Obama Wants to Curb Restrictions on Guantanamo
There are 174 detainees at Guantanamo. Some 48 of them, the administration says, are too dangerous to do anything with but hold indefinitely, without charges. The administration has made noises about implementing a review process for them that would at least give them access to attorneys, but with little access for appealing determinations by prosecutors--or the president--that they should continue to be held, indefinitely and regardless of whether the evidence against them was obtained by torture.
Where those detainees will be held, and whether and how to prosecute them, has been the primary object of controversy with not just Republicans in Congress, but with some Democrats who seemingly are more frightened of being called soft on terror than in upholding their oath of office and the rule of law. In the lame duck session, those members of Congress passed a ban on the use of government funds being used to transfer detainees, even for trial.
In response, the Obama administration is preparing to issue a signing statement challenging that restriction.
Obama administration officials say they plan to reject Congressional efforts to limit the president's options on Guantanamo, setting the stage for a confrontation between the president and the new Congress on an issue that has been politically divisive since Inauguration Day.
The Guantanamo provisions, which include limits on where and how prisoners can be tried, were attached to a spending bill for military pay and benefits approved by Congress late last year. Some Administration officials are recommending that President Obama sign the spending bill and then issue a “signing statement” challenging at least some of the Guantanamo provisions as intrusions on his constitutional authority. Others have recommended that he express opposition to the Guantanamo sections without addressing their constitutionality.
The statement, officials said, would likely be released along with a new executive order that outlined review procedures for some -- but not all -- of the 174 Guantanamo prisoners still held without charge or trial....
Officials said the White House is still weighing how to calibrate the signing statement. A statement rejecting all of the bill's Guantanamo provisions would almost certainly be viewed as provocative by Congressional Republicans and some Democrats. But administration officials view the provisions as clear encroachments on the president's right to prosecutorial discretion and some are pushing for their blanket repudiation.

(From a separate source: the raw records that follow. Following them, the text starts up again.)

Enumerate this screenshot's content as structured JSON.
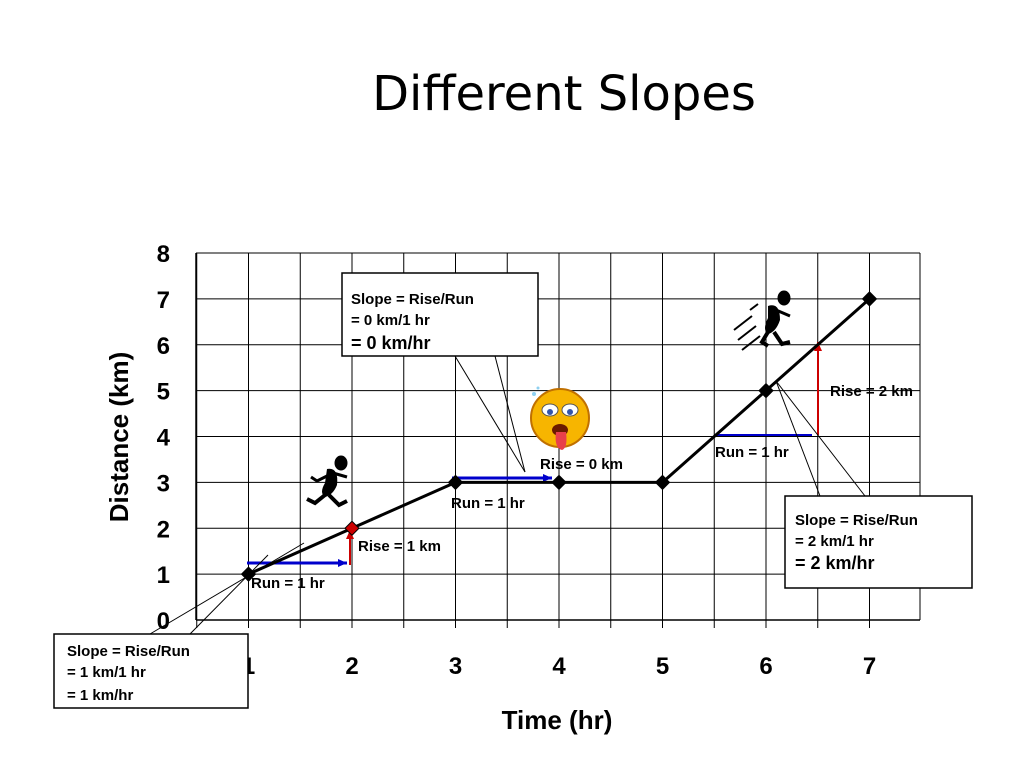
{
  "title": "Different Slopes",
  "chart_data": {
    "type": "line",
    "xlabel": "Time (hr)",
    "ylabel": "Distance (km)",
    "xlim": [
      0,
      7
    ],
    "ylim": [
      0,
      8
    ],
    "x_ticks": [
      "1",
      "2",
      "3",
      "4",
      "5",
      "6",
      "7"
    ],
    "y_ticks": [
      "0",
      "1",
      "2",
      "3",
      "4",
      "5",
      "6",
      "7",
      "8"
    ],
    "grid": true,
    "series": [
      {
        "x": [
          1,
          2,
          3,
          4,
          5,
          6,
          7
        ],
        "y": [
          1,
          2,
          3,
          3,
          3,
          5,
          7
        ]
      }
    ],
    "annotations": {
      "run1": "Run = 1 hr",
      "rise1": "Rise = 1 km",
      "run2": "Run = 1 hr",
      "rise2": "Rise = 0 km",
      "run3": "Run = 1 hr",
      "rise3": "Rise = 2 km"
    },
    "callouts": [
      {
        "line1": "Slope = Rise/Run",
        "line2": "= 1 km/1 hr",
        "line3": "= 1 km/hr"
      },
      {
        "line1": "Slope = Rise/Run",
        "line2": "= 0 km/1 hr",
        "line3": "= 0 km/hr"
      },
      {
        "line1": "Slope = Rise/Run",
        "line2": "= 2 km/1 hr",
        "line3": "= 2 km/hr"
      }
    ],
    "colors": {
      "line": "#000000",
      "run_arrow": "#0000cc",
      "rise_arrow": "#cc0000",
      "grid": "#000000",
      "highlight_point": "#cc0000"
    }
  }
}
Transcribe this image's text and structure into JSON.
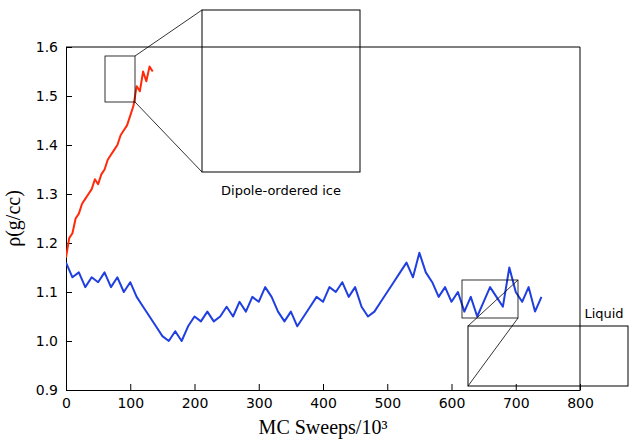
{
  "chart_data": {
    "type": "line",
    "x_label": "MC Sweeps/10³",
    "y_label": "ρ(g/cc)",
    "xlim": [
      0,
      800
    ],
    "xticks": [
      0,
      100,
      200,
      300,
      400,
      500,
      600,
      700,
      800
    ],
    "ylim": [
      0.9,
      1.6
    ],
    "yticks": [
      0.9,
      {
        "value": 1,
        "label": "1.0"
      },
      1.1,
      1.2,
      1.3,
      1.4,
      1.5,
      1.6
    ],
    "grid": false,
    "annotations": [
      "Dipole-ordered ice",
      "Liquid"
    ],
    "series": [
      {
        "color": "#ff2a0a",
        "x": [
          0,
          5,
          10,
          15,
          20,
          25,
          30,
          35,
          40,
          45,
          50,
          55,
          60,
          65,
          70,
          75,
          80,
          85,
          90,
          95,
          100,
          105,
          110,
          115,
          120,
          125,
          130,
          135
        ],
        "values": [
          1.17,
          1.21,
          1.22,
          1.25,
          1.26,
          1.28,
          1.29,
          1.3,
          1.31,
          1.33,
          1.32,
          1.34,
          1.35,
          1.37,
          1.38,
          1.39,
          1.4,
          1.42,
          1.43,
          1.44,
          1.46,
          1.48,
          1.52,
          1.51,
          1.55,
          1.53,
          1.56,
          1.55
        ]
      },
      {
        "color": "#1f3fe0",
        "x": [
          0,
          10,
          20,
          30,
          40,
          50,
          60,
          70,
          80,
          90,
          100,
          110,
          120,
          130,
          140,
          150,
          160,
          170,
          180,
          190,
          200,
          210,
          220,
          230,
          240,
          250,
          260,
          270,
          280,
          290,
          300,
          310,
          320,
          330,
          340,
          350,
          360,
          370,
          380,
          390,
          400,
          410,
          420,
          430,
          440,
          450,
          460,
          470,
          480,
          490,
          500,
          510,
          520,
          530,
          540,
          550,
          560,
          570,
          580,
          590,
          600,
          610,
          620,
          630,
          640,
          650,
          660,
          670,
          680,
          690,
          700,
          710,
          720,
          730,
          740
        ],
        "values": [
          1.16,
          1.13,
          1.14,
          1.11,
          1.13,
          1.12,
          1.14,
          1.11,
          1.13,
          1.1,
          1.12,
          1.09,
          1.07,
          1.05,
          1.03,
          1.01,
          1.0,
          1.02,
          1.0,
          1.03,
          1.05,
          1.04,
          1.06,
          1.04,
          1.05,
          1.07,
          1.05,
          1.08,
          1.06,
          1.09,
          1.08,
          1.11,
          1.09,
          1.06,
          1.04,
          1.06,
          1.03,
          1.05,
          1.07,
          1.09,
          1.08,
          1.11,
          1.1,
          1.12,
          1.09,
          1.11,
          1.07,
          1.05,
          1.06,
          1.08,
          1.1,
          1.12,
          1.14,
          1.16,
          1.13,
          1.18,
          1.14,
          1.12,
          1.09,
          1.11,
          1.08,
          1.1,
          1.06,
          1.09,
          1.05,
          1.08,
          1.11,
          1.09,
          1.07,
          1.15,
          1.1,
          1.08,
          1.11,
          1.06,
          1.09
        ]
      }
    ]
  }
}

The reliance on detention orders and a signing statement -- tools used repeatedly by former President Bush, who built Guantanamo nearly a decade ago -- is seen by Obama's advisers as among the few options left for an administration that has watched the steady erosion of its first White House pledge nearly two years ago: to close the prison.

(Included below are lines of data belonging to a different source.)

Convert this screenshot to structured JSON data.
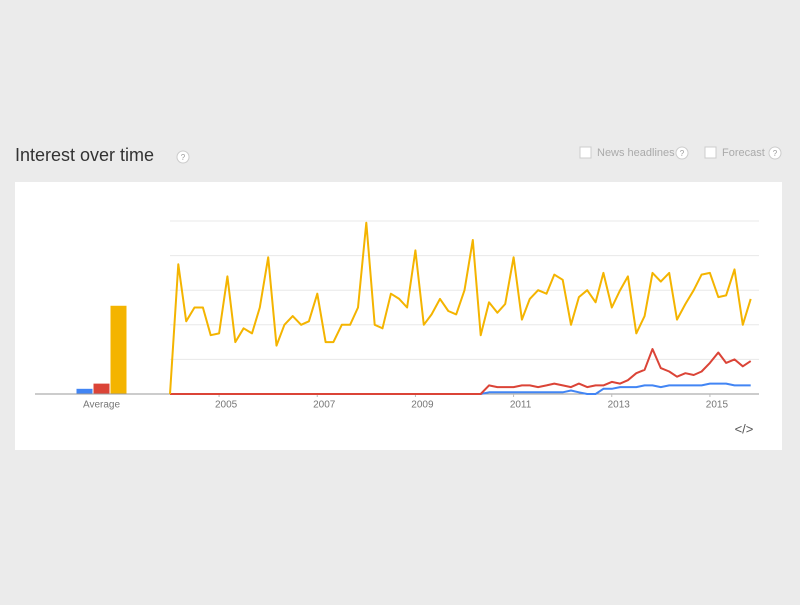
{
  "header": {
    "title": "Interest over time",
    "help": "?"
  },
  "options": [
    {
      "label": "News headlines",
      "help": "?"
    },
    {
      "label": "Forecast",
      "help": "?"
    }
  ],
  "embed": "</>",
  "chart_data": [
    {
      "type": "bar",
      "categories": [
        "Average"
      ],
      "series": [
        {
          "color": "#4285f4",
          "values": [
            3
          ]
        },
        {
          "color": "#db4437",
          "values": [
            6
          ]
        },
        {
          "color": "#f4b400",
          "values": [
            51
          ]
        }
      ],
      "ylim": [
        0,
        100
      ]
    },
    {
      "type": "line",
      "x": [
        2004,
        2004.17,
        2004.33,
        2004.5,
        2004.67,
        2004.83,
        2005,
        2005.17,
        2005.33,
        2005.5,
        2005.67,
        2005.83,
        2006,
        2006.17,
        2006.33,
        2006.5,
        2006.67,
        2006.83,
        2007,
        2007.17,
        2007.33,
        2007.5,
        2007.67,
        2007.83,
        2008,
        2008.17,
        2008.33,
        2008.5,
        2008.67,
        2008.83,
        2009,
        2009.17,
        2009.33,
        2009.5,
        2009.67,
        2009.83,
        2010,
        2010.17,
        2010.33,
        2010.5,
        2010.67,
        2010.83,
        2011,
        2011.17,
        2011.33,
        2011.5,
        2011.67,
        2011.83,
        2012,
        2012.17,
        2012.33,
        2012.5,
        2012.67,
        2012.83,
        2013,
        2013.17,
        2013.33,
        2013.5,
        2013.67,
        2013.83,
        2014,
        2014.17,
        2014.33,
        2014.5,
        2014.67,
        2014.83,
        2015,
        2015.17,
        2015.33,
        2015.5,
        2015.67,
        2015.83
      ],
      "series": [
        {
          "color": "#4285f4",
          "values": [
            0,
            0,
            0,
            0,
            0,
            0,
            0,
            0,
            0,
            0,
            0,
            0,
            0,
            0,
            0,
            0,
            0,
            0,
            0,
            0,
            0,
            0,
            0,
            0,
            0,
            0,
            0,
            0,
            0,
            0,
            0,
            0,
            0,
            0,
            0,
            0,
            0,
            0,
            0,
            1,
            1,
            1,
            1,
            1,
            1,
            1,
            1,
            1,
            1,
            2,
            1,
            0,
            0,
            3,
            3,
            4,
            4,
            4,
            5,
            5,
            4,
            5,
            5,
            5,
            5,
            5,
            6,
            6,
            6,
            5,
            5,
            5
          ]
        },
        {
          "color": "#db4437",
          "values": [
            0,
            0,
            0,
            0,
            0,
            0,
            0,
            0,
            0,
            0,
            0,
            0,
            0,
            0,
            0,
            0,
            0,
            0,
            0,
            0,
            0,
            0,
            0,
            0,
            0,
            0,
            0,
            0,
            0,
            0,
            0,
            0,
            0,
            0,
            0,
            0,
            0,
            0,
            0,
            5,
            4,
            4,
            4,
            5,
            5,
            4,
            5,
            6,
            5,
            4,
            6,
            4,
            5,
            5,
            7,
            6,
            8,
            12,
            14,
            26,
            15,
            13,
            10,
            12,
            11,
            13,
            18,
            24,
            18,
            20,
            16,
            19
          ]
        },
        {
          "color": "#f4b400",
          "values": [
            0,
            75,
            42,
            50,
            50,
            34,
            35,
            68,
            30,
            38,
            35,
            50,
            79,
            28,
            40,
            45,
            40,
            42,
            58,
            30,
            30,
            40,
            40,
            50,
            99,
            40,
            38,
            58,
            55,
            50,
            83,
            40,
            46,
            55,
            48,
            46,
            60,
            89,
            34,
            53,
            47,
            52,
            79,
            43,
            55,
            60,
            58,
            69,
            66,
            40,
            56,
            60,
            53,
            70,
            50,
            60,
            68,
            35,
            45,
            70,
            65,
            70,
            43,
            52,
            60,
            69,
            70,
            56,
            57,
            72,
            40,
            55
          ]
        }
      ],
      "xlim": [
        2004,
        2016
      ],
      "xticks": [
        2005,
        2007,
        2009,
        2011,
        2013,
        2015
      ],
      "ylim": [
        0,
        100
      ],
      "yticks": [
        0,
        20,
        40,
        60,
        80,
        100
      ],
      "grid": true
    }
  ]
}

"There is obviously an irony here," said one Obama administration official, "but if we resort to this, it is to close Guantanamo, not keep it open."

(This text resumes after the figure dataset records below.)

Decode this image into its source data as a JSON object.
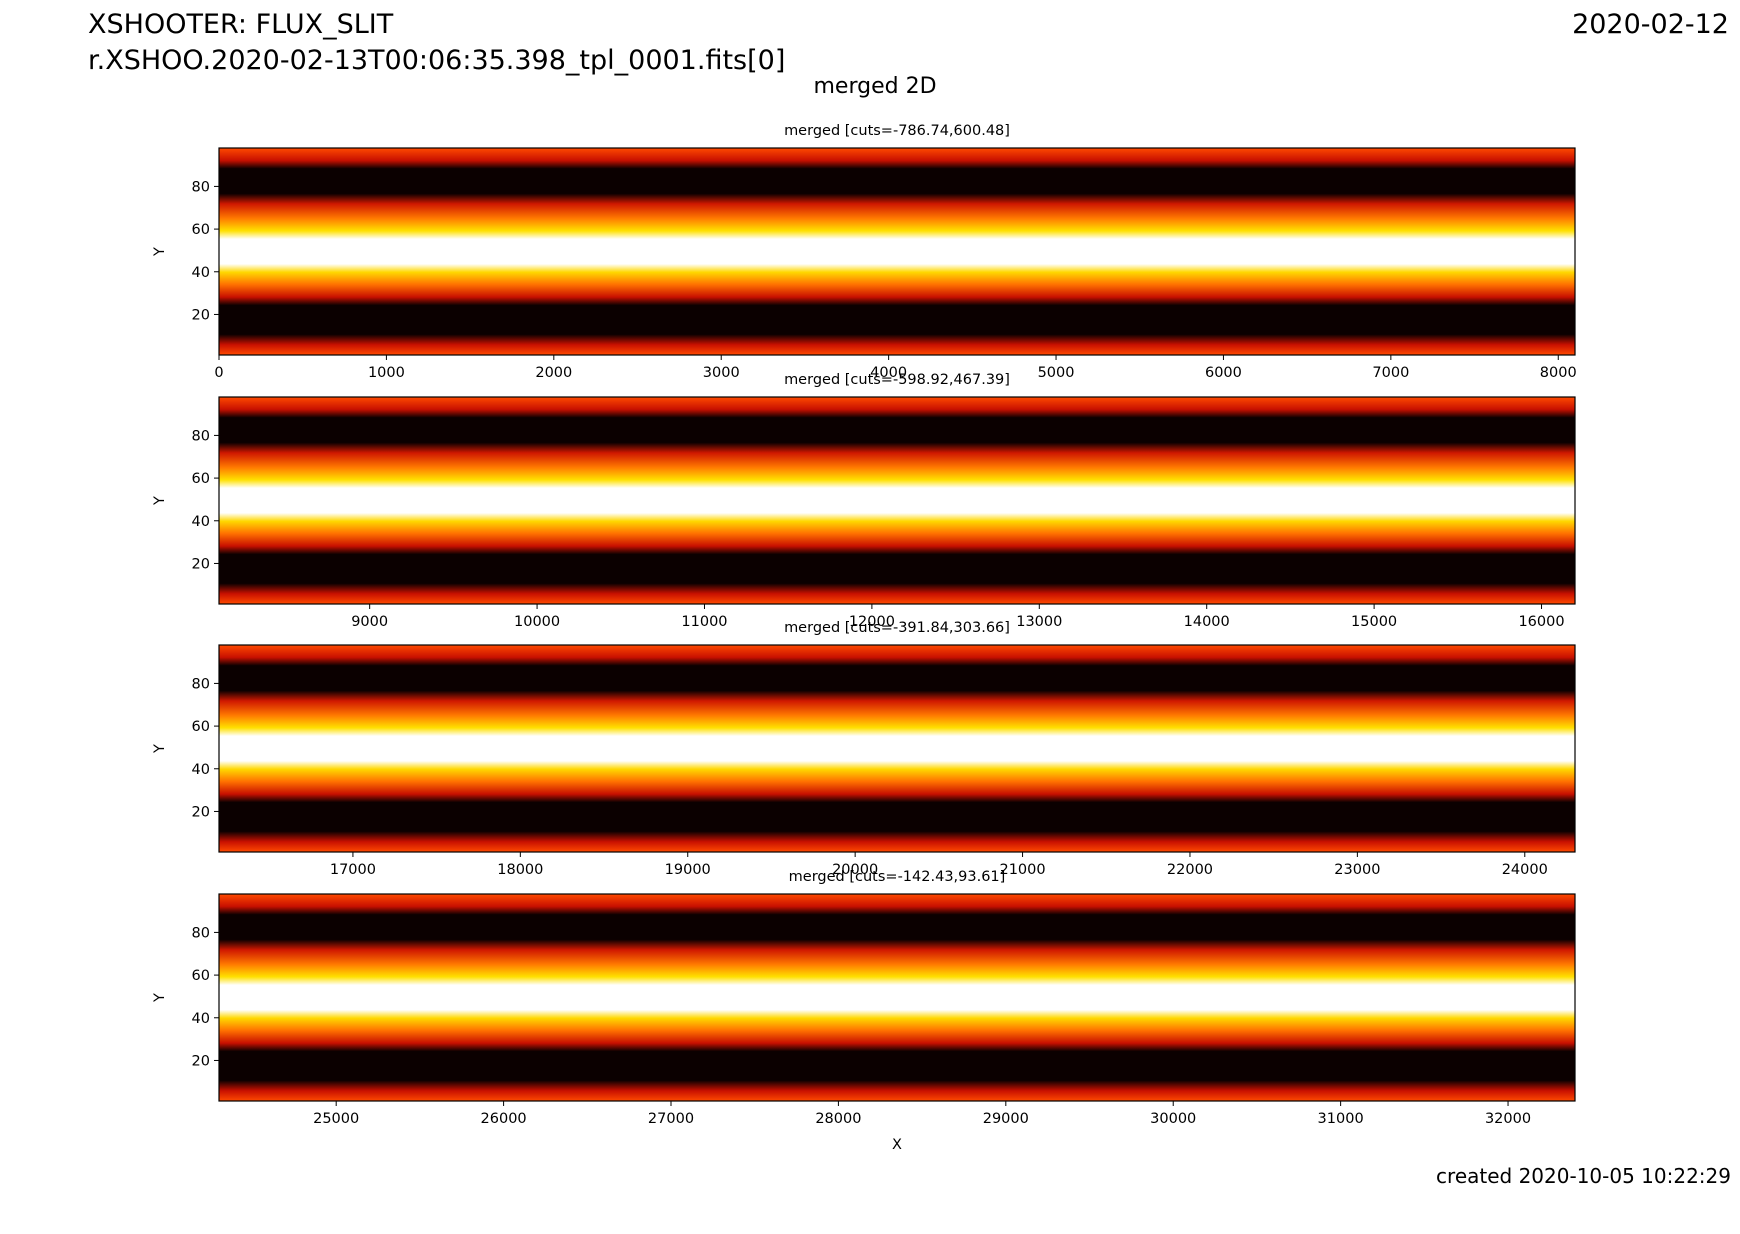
{
  "header": {
    "title": "XSHOOTER: FLUX_SLIT",
    "file": "r.XSHOO.2020-02-13T00:06:35.398_tpl_0001.fits[0]",
    "date": "2020-02-12",
    "suptitle": "merged 2D",
    "created": "created 2020-10-05 10:22:29"
  },
  "chart_data": [
    {
      "type": "image",
      "title": "merged [cuts=-786.74,600.48]",
      "y_label": "Y",
      "xlim": [
        0,
        8100
      ],
      "ylim": [
        1,
        98
      ],
      "xticks": [
        0,
        1000,
        2000,
        3000,
        4000,
        5000,
        6000,
        7000,
        8000
      ],
      "yticks": [
        20,
        40,
        60,
        80
      ],
      "colormap": "hot"
    },
    {
      "type": "image",
      "title": "merged [cuts=-598.92,467.39]",
      "y_label": "Y",
      "xlim": [
        8100,
        16200
      ],
      "ylim": [
        1,
        98
      ],
      "xticks": [
        9000,
        10000,
        11000,
        12000,
        13000,
        14000,
        15000,
        16000
      ],
      "yticks": [
        20,
        40,
        60,
        80
      ],
      "colormap": "hot"
    },
    {
      "type": "image",
      "title": "merged [cuts=-391.84,303.66]",
      "y_label": "Y",
      "xlim": [
        16200,
        24300
      ],
      "ylim": [
        1,
        98
      ],
      "xticks": [
        17000,
        18000,
        19000,
        20000,
        21000,
        22000,
        23000,
        24000
      ],
      "yticks": [
        20,
        40,
        60,
        80
      ],
      "colormap": "hot"
    },
    {
      "type": "image",
      "title": "merged [cuts=-142.43,93.61]",
      "y_label": "Y",
      "x_label": "X",
      "xlim": [
        24300,
        32400
      ],
      "ylim": [
        1,
        98
      ],
      "xticks": [
        25000,
        26000,
        27000,
        28000,
        29000,
        30000,
        31000,
        32000
      ],
      "yticks": [
        20,
        40,
        60,
        80
      ],
      "colormap": "hot"
    }
  ]
}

The White House has, until now, balked at confrontation even as it watched its policy options dwindle. Not one administration official who spoke about the internal deliberations could say for sure whether the White House, in moving to protect the right to prosecute detainees in federal court, would in fact use it.
"All presidents want to preserve maneuverability and authority, that is natural," said Elisa Massimino, president of the civil rights organization Human Rights First. "But President Obama has had the authority to move prisoners to the United States, he's done the background work to identify people to bring to justice and he's squandered the opportunities to exercise that authority. It is striking to now see a fiercer desire to preserve authority than to use it," she said.
Hope for any kind of actual justice for these detainees, not to mention some restoration of the U.S. as a nation of laws, is fading. The assertion of executive authority on Guantanamo with a signing statement would be a start, but it isn't enough. That authority has to be used in the interests of justice and the rule of law for it to be meaningful.